Combined alpha- and beta-adrenoceptor blocking drug AH 5158: further studies on alpha-adrenoceptor blockade in anaesthetized animals

Abstract

1. AH 5158, 5-(1-hydroxy-2-((1-methyl-3-phenylpropyl)amino)ethyl)salicylamide, competitively antagonised phenylephrine-induced vasopressor responses in anaesthetized dogs, thus confirming that the drug possesses alpha-adrenoceptor blocking activity. 2. In contrast, AH 5158 was a relatively ineffective antagonist of vasopressor responses to noradrenaline in anesthetized dogs.
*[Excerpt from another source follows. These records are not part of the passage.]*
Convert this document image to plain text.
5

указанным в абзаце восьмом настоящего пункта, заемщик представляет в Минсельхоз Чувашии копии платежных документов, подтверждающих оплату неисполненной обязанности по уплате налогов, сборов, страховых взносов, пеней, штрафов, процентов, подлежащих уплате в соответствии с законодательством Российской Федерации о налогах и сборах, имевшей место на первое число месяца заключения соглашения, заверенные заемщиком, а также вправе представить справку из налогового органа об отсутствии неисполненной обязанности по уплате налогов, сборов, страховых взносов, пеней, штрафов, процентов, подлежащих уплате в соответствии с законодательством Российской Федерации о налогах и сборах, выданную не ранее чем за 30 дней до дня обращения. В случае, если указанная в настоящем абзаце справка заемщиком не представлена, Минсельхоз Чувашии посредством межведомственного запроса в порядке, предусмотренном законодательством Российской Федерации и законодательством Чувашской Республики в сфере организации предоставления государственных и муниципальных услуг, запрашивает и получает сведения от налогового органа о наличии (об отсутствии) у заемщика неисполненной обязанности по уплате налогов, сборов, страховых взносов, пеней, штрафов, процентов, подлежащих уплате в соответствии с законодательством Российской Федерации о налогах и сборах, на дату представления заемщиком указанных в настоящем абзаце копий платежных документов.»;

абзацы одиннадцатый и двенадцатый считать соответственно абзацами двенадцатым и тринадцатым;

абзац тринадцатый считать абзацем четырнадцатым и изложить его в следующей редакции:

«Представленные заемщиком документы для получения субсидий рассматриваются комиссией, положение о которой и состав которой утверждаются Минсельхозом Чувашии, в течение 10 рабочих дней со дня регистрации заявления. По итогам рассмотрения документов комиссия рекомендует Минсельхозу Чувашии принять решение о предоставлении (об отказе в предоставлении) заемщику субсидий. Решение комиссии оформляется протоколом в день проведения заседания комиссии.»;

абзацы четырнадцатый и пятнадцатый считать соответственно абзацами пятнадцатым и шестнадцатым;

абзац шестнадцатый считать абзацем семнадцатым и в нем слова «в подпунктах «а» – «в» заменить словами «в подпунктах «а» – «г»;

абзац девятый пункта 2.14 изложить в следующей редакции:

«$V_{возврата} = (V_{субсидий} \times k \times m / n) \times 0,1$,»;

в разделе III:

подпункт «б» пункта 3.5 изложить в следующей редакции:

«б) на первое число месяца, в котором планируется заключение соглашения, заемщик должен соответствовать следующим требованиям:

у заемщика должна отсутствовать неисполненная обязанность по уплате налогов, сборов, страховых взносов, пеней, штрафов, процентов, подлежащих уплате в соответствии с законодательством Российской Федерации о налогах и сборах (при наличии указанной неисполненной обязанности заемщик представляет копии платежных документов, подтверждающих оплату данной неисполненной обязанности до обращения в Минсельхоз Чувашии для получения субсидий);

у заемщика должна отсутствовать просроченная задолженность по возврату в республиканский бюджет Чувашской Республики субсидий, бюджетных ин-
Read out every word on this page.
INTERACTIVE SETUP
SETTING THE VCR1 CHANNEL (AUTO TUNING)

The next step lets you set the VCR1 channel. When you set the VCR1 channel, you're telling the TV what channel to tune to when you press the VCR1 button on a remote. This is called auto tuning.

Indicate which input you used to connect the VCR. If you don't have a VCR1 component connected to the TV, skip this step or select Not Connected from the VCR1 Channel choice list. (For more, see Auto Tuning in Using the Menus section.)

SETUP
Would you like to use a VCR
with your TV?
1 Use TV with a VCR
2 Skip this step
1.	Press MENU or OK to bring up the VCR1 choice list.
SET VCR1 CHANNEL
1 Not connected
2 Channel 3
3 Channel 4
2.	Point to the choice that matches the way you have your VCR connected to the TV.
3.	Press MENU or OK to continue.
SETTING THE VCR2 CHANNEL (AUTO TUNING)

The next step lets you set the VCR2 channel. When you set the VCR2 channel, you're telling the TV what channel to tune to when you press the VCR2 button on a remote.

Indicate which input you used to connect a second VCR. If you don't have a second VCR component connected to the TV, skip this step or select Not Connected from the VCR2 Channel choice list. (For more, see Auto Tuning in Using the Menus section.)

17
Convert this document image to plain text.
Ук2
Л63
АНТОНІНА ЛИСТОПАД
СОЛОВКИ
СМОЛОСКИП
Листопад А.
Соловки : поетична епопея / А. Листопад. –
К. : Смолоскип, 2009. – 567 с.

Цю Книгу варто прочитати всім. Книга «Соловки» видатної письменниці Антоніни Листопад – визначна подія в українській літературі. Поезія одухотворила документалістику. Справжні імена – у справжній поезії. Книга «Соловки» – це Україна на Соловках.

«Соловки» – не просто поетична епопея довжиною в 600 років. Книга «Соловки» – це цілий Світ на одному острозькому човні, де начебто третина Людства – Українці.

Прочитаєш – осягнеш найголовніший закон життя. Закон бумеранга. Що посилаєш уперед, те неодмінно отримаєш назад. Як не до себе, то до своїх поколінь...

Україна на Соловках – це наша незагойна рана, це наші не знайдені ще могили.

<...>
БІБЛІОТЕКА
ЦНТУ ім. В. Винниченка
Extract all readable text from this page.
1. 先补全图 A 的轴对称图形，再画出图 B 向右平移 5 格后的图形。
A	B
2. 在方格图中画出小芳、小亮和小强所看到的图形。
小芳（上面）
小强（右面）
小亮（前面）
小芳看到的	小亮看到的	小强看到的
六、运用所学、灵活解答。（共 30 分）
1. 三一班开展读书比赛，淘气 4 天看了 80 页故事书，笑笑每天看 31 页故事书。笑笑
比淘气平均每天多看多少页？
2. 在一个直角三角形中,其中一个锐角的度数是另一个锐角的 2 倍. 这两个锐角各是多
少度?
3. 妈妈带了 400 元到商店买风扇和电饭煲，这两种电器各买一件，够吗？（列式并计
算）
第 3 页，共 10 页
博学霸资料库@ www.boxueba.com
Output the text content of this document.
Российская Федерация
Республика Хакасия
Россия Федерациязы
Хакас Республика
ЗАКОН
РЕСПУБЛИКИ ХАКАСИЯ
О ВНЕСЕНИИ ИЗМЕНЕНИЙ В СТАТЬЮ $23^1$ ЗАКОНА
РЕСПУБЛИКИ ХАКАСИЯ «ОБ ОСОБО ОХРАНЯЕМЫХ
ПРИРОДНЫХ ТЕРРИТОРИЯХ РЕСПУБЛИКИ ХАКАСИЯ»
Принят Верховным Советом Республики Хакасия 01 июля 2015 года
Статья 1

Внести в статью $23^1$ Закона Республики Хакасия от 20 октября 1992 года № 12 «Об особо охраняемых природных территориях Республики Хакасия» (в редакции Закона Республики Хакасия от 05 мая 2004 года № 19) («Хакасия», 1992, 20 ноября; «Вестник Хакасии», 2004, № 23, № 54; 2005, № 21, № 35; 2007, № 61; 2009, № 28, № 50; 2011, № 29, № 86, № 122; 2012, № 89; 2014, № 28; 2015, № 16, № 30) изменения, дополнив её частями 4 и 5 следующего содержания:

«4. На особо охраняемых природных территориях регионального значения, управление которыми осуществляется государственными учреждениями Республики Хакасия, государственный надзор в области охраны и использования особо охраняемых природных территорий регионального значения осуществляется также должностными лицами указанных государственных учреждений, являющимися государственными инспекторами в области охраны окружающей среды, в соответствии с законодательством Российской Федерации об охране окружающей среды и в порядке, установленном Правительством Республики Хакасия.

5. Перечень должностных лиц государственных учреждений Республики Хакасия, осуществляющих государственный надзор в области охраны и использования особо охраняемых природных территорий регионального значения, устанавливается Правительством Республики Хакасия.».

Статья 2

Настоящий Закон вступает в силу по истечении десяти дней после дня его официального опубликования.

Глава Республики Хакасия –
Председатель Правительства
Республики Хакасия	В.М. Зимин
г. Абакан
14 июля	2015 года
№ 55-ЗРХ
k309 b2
Thus, at the lowest dose-level tested (1 mg/kg) AH 5158 abolished the increase in pulse width caused by noradrenaline, but otherwise had little or no blocking effect in doses as high as 10 mg/kg. Propranolol (0.1 mg/kg) also abolished the increase in pulse width caused by noradrenaline. With both drugs this effect is thought to be a consequence of blockade of the beta-adrenoceptor-mediated cardia stimulant action of noradrenaline. 3. The interaction between AH 5158 and noradrenaline in spinal dogs, anaesthetized cats and pithed rats was very similar to that seen in anaesthetized dogs. 4. Noradrenaline pressor responses were effectively antagonized by AH 5158 in anaesthetized dogs pretreated with cocaine. The degree of block was similar to that obtained when phenylephrine was the agonist in untreated dogs. 5. These results are consistent with the hypothesis that AH 5158 blocks a cocaine-sensitive inactivation process for noradrenaline in addition to blocking alpha- and beta-adrenoceptors. The resultant increase in the level of circulating noradrenaline would tend to counteract the adrenoceptor blocking action of the drug. 6. The implications of these findings are discussed.